WeekInEthereumNews founder Evan Van Ness suggested that U.S. regulators may be somewhat reasonable regarding Coinbase launching lending products. According to Van Ness, the cause of the SEC's behavior may be rumors about the commissioner going after BlockFi, which is acting as an unlicensed hedge fund.
Previously, Coinbase CEO Brian Armstrong revealed the company’s complicated communication process with the SEC regarding the new lending product that the company has planned to launch later this year. According to the thread on the Coinbase CEO's Twitter account, the SEC is being "unclear" about the legal guidelines.
Since the SEC is going after BlockFi, it cannot disclose the real reason behind the limitation of Coinbase's activity in the DeFi industry. According to Coinbase, the SEC has also required the company to disclose all potential customer data in order to function legally in the country. Obviously, in order to do that, Coinbase would have to put in place mandatory KYC for all of its users on both current and future platforms and products.
In the 90s, Bill Clinton and Newt Gingrich made statesmanlike decisions that kept the feds hands off the internet and brought an economic boom.
Our politicians now don't have that humility.

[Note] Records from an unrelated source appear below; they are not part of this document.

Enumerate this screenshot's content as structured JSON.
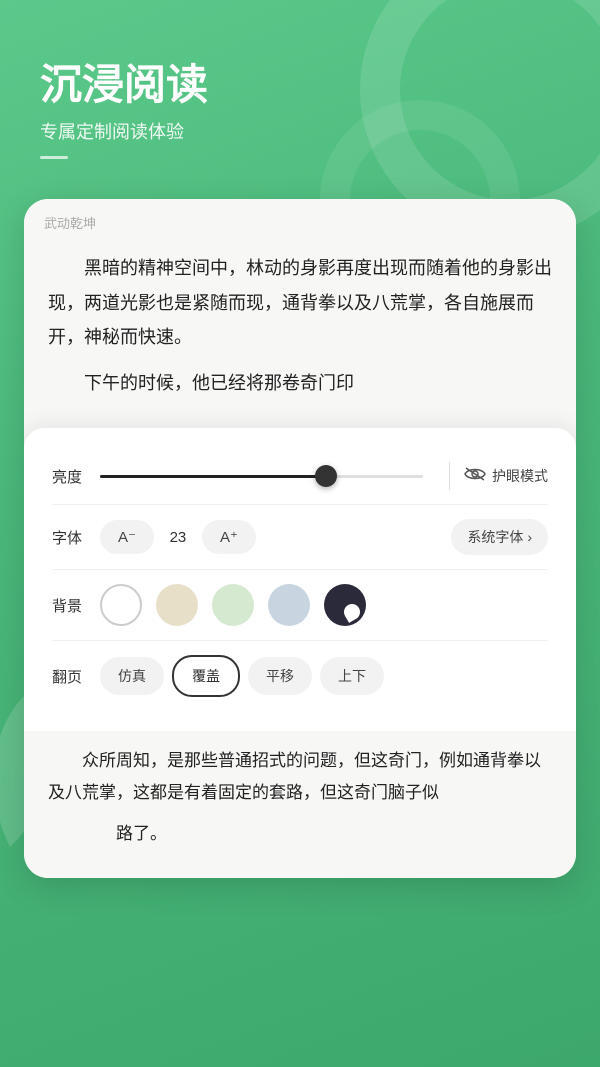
{
  "header": {
    "title": "沉浸阅读",
    "subtitle": "专属定制阅读体验"
  },
  "book": {
    "title": "武动乾坤",
    "paragraph1": "黑暗的精神空间中，林动的身影再度出现而随着他的身影出现，两道光影也是紧随而现，通背拳以及八荒掌，各自施展而开，神秘而快速。",
    "paragraph2": "下午的时候，他已经将那卷奇门印",
    "paragraph3": "众所周知，是那些普通招式的问题，但这奇门，例如通背拳以及八荒掌，这都是有着固定的套路，但这奇门脑子似乎有点路了。"
  },
  "settings": {
    "brightness_label": "亮度",
    "brightness_value": 70,
    "eye_mode_label": "护眼模式",
    "font_label": "字体",
    "font_decrease": "A⁻",
    "font_size": "23",
    "font_increase": "A⁺",
    "font_family": "系统字体",
    "font_family_arrow": "›",
    "background_label": "背景",
    "pageturn_label": "翻页",
    "pageturn_options": [
      "仿真",
      "覆盖",
      "平移",
      "上下"
    ],
    "pageturn_active": "覆盖"
  },
  "icons": {
    "eye": "ﾐ",
    "chevron": "›"
  }
}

They want to tax and regulate what they don't understand
/fin— Evan Van Ness ?? (@evan_van_ness) September 8, 2021Advertisement
BlockFi is also a financial services company that is developing various cryptocurrency investment solutions for private investors like interest-earning accounts, crypto-backed USD loans and non-existent fee trading. According to the company's website, BlockFi is looking forward to working with U.S. regulators and laws.
But most likely, according to Evan, commissioners are still acting like regulators who are unwilling to understand what and why they are taxing or prohibiting. Previously, the SEC was connecting centralized lending and perpetual futures with unreasonably high leverage options to the DeFi industry, which clearly shows the uncertainty of the commission in terms of regulating the industry.